5. Gönül Hanım. Tasvîr-i Efkâr gazetesinde tefrika edilen bu romanı (1 Şubat - 13 Nisan 1920) Fethi Tevetoğlu yeni harflerle yayımlamıştır (İstanbul 1971; Ankara 1987).

6. Bîgâne Durmayın Âşinânıza, Müftüoğlu Ahmed Hikmet'in Mektup, Şiir ve Günlükleri (haz. M. Kayahan Özgül, Ankara 1996).

B) Tercümeleri. Antoine A. Parmentie, Parmantiye yahut Patates (İstanbul 1307); Alexandre Dumas Fils, Bir Riyâzînin Muâşakası yâhud Kâmil (İstanbul 1308); Baronne de Staff, Tuvalet ve Letâfet-i Âzâ (İstanbul 1309; Müftüoğlu bu esere Türkler'in giyim kuşamıyla ilgili bir bölüm eklemiştir).
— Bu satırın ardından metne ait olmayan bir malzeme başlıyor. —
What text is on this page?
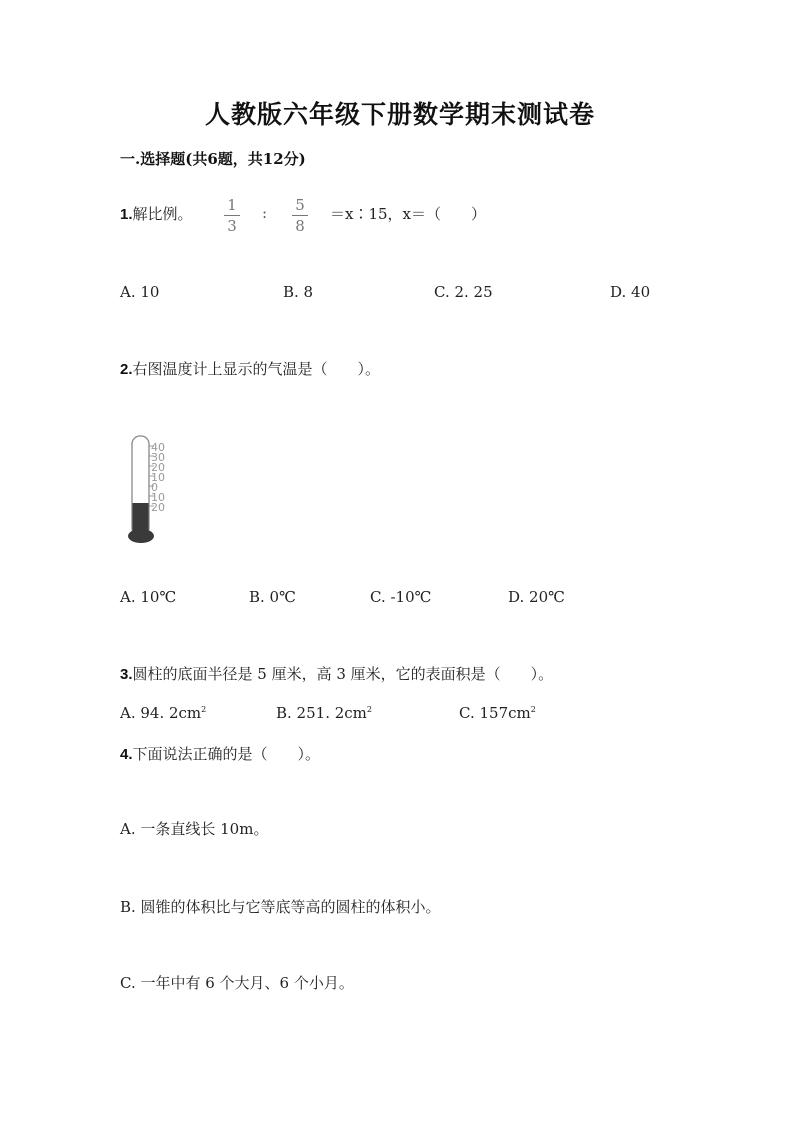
人教版六年级下册数学期末测试卷
一.选择题(共6题，共12分)
1.解比例。	1
3
:	5
8
＝x∶15，x＝（　　）
A. 10	B. 8	C. 2. 25	D. 40
2.右图温度计上显示的气温是（　　）。
40
30
20
10
0
10
20
A. 10℃	B. 0℃	C. -10℃	D. 20℃
3.圆柱的底面半径是 5 厘米，高 3 厘米，它的表面积是（　　）。
A. 94. $2cm^2$	B. 251. $2cm^2$	C. $157cm^2$
4.下面说法正确的是（　　）。
A. 一条直线长 10m。
B. 圆锥的体积比与它等底等高的圆柱的体积小。
C. 一年中有 6 个大月、6 个小月。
Müftüoğlu'nun ölümü üzerine Türk Yurdu (nr. 191-30, Haziran 1927) ve Güneş (nr. 11, Haziran 1927) dergilerinde onunla ilgili özel bölümlere yer verilmiştir. Ahmet Tetik, Ahmet Hikmet Müftüoğlu'nun Hayatı, Eserleri ve Fikirleri Üzerine Bir Araştırma adıyla doktora tezi hazırlamıştır (1999, MÜ Sosyal Bilimler Enstitüsü).